In dairy cattle, PAP’s effectiveness in improving rumen health and metabolic responses remains variable, with studies showing mixed results on nutrient digestibility. Despite these inconsistencies, some studies report beneficial effects, such as improved ruminal pH and potential increases in milk production. Additionally, in vitro studies highlight the promising application of PAP in selectively inhibiting specific ruminal bacteria, offering new possibilities for optimizing ruminal microbial populations.

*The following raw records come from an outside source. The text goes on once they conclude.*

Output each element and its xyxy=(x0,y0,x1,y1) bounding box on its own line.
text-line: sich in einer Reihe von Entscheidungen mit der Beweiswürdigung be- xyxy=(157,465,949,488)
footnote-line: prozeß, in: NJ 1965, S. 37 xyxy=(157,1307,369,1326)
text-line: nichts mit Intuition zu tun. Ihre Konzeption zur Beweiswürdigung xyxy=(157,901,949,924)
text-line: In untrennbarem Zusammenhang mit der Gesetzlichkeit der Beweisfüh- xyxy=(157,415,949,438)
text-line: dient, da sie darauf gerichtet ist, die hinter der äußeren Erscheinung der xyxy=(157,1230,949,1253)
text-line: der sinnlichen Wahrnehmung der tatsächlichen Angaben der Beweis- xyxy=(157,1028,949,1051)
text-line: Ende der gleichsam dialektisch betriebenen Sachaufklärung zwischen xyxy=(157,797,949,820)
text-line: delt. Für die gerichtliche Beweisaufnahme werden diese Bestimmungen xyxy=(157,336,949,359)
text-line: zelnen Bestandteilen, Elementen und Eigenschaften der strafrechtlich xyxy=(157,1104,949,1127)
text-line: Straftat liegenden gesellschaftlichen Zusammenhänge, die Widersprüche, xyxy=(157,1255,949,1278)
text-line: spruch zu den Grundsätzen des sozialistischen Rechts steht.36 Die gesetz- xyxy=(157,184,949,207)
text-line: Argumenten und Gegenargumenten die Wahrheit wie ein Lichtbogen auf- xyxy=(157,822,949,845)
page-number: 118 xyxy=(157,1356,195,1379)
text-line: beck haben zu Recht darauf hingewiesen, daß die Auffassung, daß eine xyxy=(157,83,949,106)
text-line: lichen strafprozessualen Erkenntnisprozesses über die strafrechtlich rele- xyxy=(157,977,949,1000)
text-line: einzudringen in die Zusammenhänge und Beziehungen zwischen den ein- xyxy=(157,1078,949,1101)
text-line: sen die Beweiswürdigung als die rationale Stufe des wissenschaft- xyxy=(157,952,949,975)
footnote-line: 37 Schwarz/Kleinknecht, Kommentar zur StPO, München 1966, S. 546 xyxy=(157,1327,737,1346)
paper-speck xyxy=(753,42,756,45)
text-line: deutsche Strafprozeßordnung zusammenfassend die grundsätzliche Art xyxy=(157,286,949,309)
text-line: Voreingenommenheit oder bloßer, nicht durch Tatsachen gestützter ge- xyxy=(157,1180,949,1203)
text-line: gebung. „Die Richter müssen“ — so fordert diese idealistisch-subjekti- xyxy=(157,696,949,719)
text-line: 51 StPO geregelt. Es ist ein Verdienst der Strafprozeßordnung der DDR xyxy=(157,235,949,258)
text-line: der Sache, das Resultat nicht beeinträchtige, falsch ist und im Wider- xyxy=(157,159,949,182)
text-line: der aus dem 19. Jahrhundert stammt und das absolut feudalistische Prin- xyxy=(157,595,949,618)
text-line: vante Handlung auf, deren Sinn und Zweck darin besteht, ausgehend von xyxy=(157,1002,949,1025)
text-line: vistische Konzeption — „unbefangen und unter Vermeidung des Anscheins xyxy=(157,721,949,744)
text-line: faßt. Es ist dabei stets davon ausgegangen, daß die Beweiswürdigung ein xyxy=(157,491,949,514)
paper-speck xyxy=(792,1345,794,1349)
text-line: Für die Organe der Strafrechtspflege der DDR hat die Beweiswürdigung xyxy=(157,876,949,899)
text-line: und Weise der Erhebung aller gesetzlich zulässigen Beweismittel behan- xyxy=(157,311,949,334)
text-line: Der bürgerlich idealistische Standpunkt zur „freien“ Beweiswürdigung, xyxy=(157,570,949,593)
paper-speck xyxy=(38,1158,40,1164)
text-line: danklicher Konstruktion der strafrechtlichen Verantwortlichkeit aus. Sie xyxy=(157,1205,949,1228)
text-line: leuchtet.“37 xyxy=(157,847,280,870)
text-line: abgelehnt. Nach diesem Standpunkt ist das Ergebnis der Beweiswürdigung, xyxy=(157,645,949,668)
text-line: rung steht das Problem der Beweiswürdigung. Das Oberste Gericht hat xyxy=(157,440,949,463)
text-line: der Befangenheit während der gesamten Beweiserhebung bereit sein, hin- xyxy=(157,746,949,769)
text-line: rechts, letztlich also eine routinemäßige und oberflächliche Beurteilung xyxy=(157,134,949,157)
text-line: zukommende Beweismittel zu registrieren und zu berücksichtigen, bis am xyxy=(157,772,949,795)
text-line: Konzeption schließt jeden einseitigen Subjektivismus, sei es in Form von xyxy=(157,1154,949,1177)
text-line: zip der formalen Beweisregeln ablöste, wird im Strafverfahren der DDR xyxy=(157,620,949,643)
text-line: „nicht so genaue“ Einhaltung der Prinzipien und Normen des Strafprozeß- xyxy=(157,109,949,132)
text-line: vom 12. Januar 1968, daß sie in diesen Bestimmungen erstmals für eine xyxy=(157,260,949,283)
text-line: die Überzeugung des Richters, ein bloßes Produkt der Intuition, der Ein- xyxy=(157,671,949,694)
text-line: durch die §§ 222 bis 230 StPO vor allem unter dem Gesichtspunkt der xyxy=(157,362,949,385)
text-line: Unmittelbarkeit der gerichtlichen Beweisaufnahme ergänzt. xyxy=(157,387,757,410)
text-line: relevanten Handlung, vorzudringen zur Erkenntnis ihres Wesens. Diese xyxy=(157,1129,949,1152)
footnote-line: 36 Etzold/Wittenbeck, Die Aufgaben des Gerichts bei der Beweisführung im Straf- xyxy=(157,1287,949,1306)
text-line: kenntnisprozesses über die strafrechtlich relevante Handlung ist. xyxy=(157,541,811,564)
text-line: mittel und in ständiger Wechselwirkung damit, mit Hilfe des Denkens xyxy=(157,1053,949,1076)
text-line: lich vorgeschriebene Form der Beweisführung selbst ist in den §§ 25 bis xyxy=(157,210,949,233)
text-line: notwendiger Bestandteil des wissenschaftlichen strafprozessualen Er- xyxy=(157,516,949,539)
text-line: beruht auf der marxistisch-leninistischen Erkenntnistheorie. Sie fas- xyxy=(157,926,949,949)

While the potential of PAP as a feed additive in livestock diets is evident, further research is necessary to refine its application, optimize dosages, test different preparations, and better understand its broader effects on rumen and cattle health and performance. Furthermore, additional exploration is needed into various scenarios, including research on the potential of PAP for methane mitigation, reduction of systemic inflammation, and its effects during the backgrounding phase. Lastly, studies investigating PAP derived to target key pathogens should examine potential bacterial hierarchy and functionality cross-over when specific abundances are reduced.